KANSAS CITY, Mo. — Claude Harris has a vivid memory of the end of high school.
“I had a 3.875 GPA, I was on the principal’s honor roll, but I only scored a 17 on the ACT test,” Harris said. “And I just wanted to go to college, that was my dream. To be the first in my family to do it. Unfortunately, with that low score, I didn’t get scholarships, so I had to walk on the basketball team and get a scholarship.”
Harris took action to help those that were in a similar situation as him.
“I wanted to create a program that would help other people not go through the struggles that I went through,” Harris said.
That program is the College Coaching Network.
It’s meant to help students learn about every school and scholarship at their disposal.
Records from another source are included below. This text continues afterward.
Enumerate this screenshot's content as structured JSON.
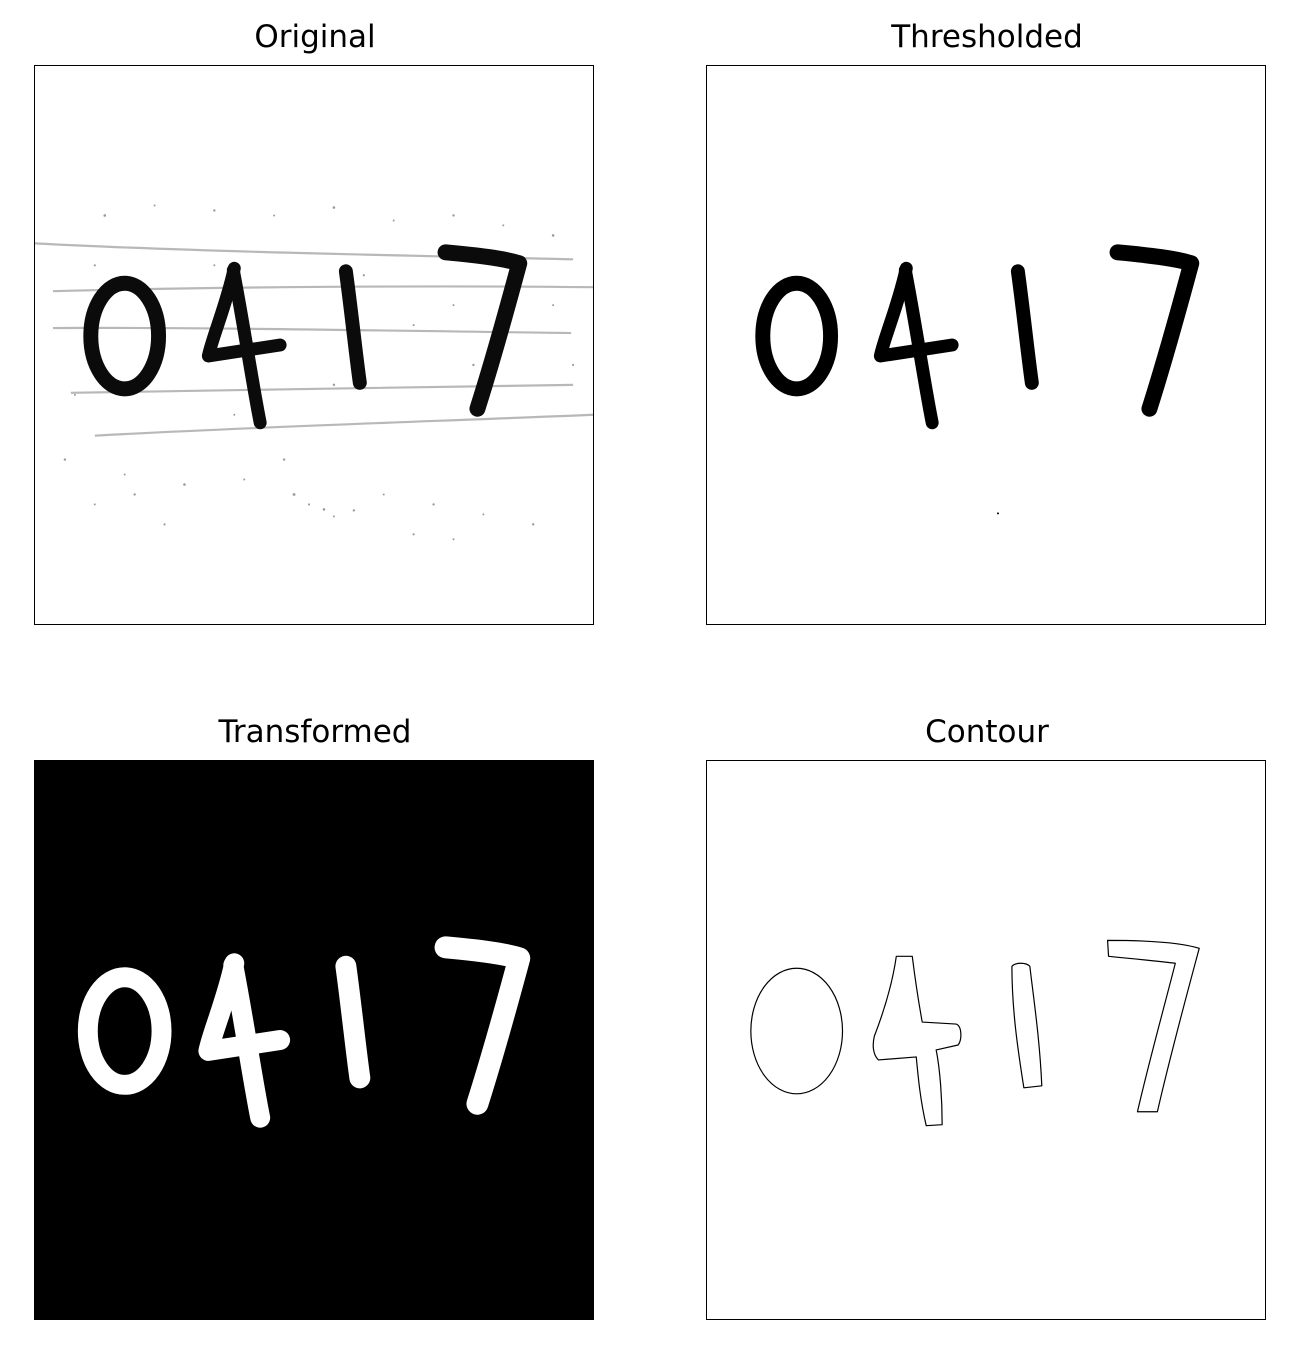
{
  "figure": {
    "panels": [
      {
        "key": "original",
        "title": "Original"
      },
      {
        "key": "thresholded",
        "title": "Thresholded"
      },
      {
        "key": "transformed",
        "title": "Transformed"
      },
      {
        "key": "contour",
        "title": "Contour"
      }
    ]
  }
}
Holly Jackson is a recent success story.
“I had not heard of my school yet, but through this program, I was able to see a financial world through that,” Jackson said. “I was able to see Pepperdine University and discover that.”
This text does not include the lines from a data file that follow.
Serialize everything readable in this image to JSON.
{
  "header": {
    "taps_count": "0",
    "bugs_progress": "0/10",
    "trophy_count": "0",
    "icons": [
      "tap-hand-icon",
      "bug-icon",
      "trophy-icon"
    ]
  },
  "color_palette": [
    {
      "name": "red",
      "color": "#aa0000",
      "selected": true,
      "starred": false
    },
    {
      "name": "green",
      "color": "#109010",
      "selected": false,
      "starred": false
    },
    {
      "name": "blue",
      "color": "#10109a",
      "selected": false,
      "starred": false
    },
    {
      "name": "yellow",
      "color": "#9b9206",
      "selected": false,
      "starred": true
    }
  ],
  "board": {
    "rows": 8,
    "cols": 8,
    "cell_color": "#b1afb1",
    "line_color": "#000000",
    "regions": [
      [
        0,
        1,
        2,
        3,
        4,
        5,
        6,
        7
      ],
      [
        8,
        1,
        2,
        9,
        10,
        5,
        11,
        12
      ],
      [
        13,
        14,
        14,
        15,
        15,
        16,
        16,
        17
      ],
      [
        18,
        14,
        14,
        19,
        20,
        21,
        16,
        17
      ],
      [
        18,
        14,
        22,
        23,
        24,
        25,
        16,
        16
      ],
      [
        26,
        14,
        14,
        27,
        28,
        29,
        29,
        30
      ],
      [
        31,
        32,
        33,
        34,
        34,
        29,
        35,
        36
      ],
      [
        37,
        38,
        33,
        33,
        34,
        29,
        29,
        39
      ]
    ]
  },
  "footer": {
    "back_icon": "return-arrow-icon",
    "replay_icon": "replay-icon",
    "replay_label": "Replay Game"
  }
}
Her mother Anisha says in a pandemic environment, CCN was essential.
“Everything went online, so if you didn’t have access to any of this information, you were lost,” she said. “His program was very key and instrumental in helping us navigate those waters.”
This is virtual learning with new worlds at high schoolers’ fingertips.
Participants are taking campus tours in the Metaverse, and in an inflationary environment, saving money while doing so.
“You don’t have to spend hundreds of dollars on gas to travel to that college,” John Wilson, a rising high school junior, said. “Getting a better knowledge of different colleges that are out there already, and knowing where different scholarship money is.”
Joshua Carlisle, a rising high school senior, also weighed in on how the program has helped him.
“It’s showing me what colleges I could go to, scholarships I can apply to, it’s opening up some doors,” he said.
Opening doors, to new possibilities.
“When you have such help going through that, it’s very inspiring, it allows me as a student to be optimistic and know that I can do it,” Holly Jackson said.